Он поднялся. Бумажки от гардероба сунул себе в карман человек из посольства, так что придётся в чём есть. Из-за занавеси слышно было, как оркестр настраивается к последнему номеру. Привратник спустился за ним к выходу с отеческой улыбкой и большим зонтом:
— Un peu dʼair?[2]
Выскользнув за дверь, клиент промокнуть не успел — из-за спины над ним раскрылся зонт, по которому сильно забарабанило. Вывеска «самого порнографического», согласно рекламе, театра Парижа Le Septième ciel[3] озаряла стену дождя. Посольской машины видно не было, но она поджидала их, чтобы отвести в отель, затерявшийся в «красном поясе», а утром самолёт «Аэрофлота», который через три часа вернёт делегацию творческой интеллигенции в Москву.
Как раз под ноябрьские праздники.
В кармане пиджака ничего, в брючном тоже, но в заднем пальцы наткнулись на монету, отложенную ещё в Марселе, и каким-то чудом не выкатившуюся в последующей серии отелей. Десять франков. Старик взглянул и взял, но с изумлённым видом и открывая рот. С интернациональным знаком палец к губам — молодой человек шагнул из-под зонта.
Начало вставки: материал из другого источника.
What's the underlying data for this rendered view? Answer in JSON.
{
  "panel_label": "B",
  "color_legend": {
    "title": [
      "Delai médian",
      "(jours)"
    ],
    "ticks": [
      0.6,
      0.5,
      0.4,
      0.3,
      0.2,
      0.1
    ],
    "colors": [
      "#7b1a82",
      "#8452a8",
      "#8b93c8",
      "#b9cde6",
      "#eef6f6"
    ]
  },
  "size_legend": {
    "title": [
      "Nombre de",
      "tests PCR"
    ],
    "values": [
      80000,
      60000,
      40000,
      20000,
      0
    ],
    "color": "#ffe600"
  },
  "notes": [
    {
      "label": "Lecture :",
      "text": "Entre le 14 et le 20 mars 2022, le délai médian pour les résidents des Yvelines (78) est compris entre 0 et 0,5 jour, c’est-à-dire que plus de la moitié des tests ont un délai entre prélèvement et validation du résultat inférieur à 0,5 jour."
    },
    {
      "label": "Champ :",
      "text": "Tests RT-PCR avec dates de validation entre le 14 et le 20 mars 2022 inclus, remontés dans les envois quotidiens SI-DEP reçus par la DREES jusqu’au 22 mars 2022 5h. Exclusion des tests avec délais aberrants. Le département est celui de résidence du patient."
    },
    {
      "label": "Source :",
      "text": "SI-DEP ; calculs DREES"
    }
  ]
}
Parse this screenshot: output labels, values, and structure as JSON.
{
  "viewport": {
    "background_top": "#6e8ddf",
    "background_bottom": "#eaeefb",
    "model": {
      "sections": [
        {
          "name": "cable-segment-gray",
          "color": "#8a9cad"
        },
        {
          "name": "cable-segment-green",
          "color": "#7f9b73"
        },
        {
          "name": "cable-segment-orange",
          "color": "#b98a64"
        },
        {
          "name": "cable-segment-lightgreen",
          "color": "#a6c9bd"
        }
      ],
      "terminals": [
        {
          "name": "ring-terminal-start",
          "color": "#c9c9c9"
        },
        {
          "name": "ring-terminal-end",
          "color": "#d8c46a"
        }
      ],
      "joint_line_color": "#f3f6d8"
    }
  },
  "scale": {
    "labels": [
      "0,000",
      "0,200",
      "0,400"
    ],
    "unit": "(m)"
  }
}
Промок он сразу и до нитки.
На углу подошвы взвизгнули, и, поскользнувшись на говне собачьем, он приложился об тротуар ладонями, на которых и поехал вниз. При этом выскочила запонка, янтарная, но тут уж не до жиру. Он вскочил. За исключением машин ливень смыл с улиц всё живое. На бегу поднимая воротник пиджака, он рванул под уклон.
Поперечная улица.
Бульвар, бля, Сен-Жермен…
Свет остеклённого кафе освещал причудливую арочку начала века — спуск в метро.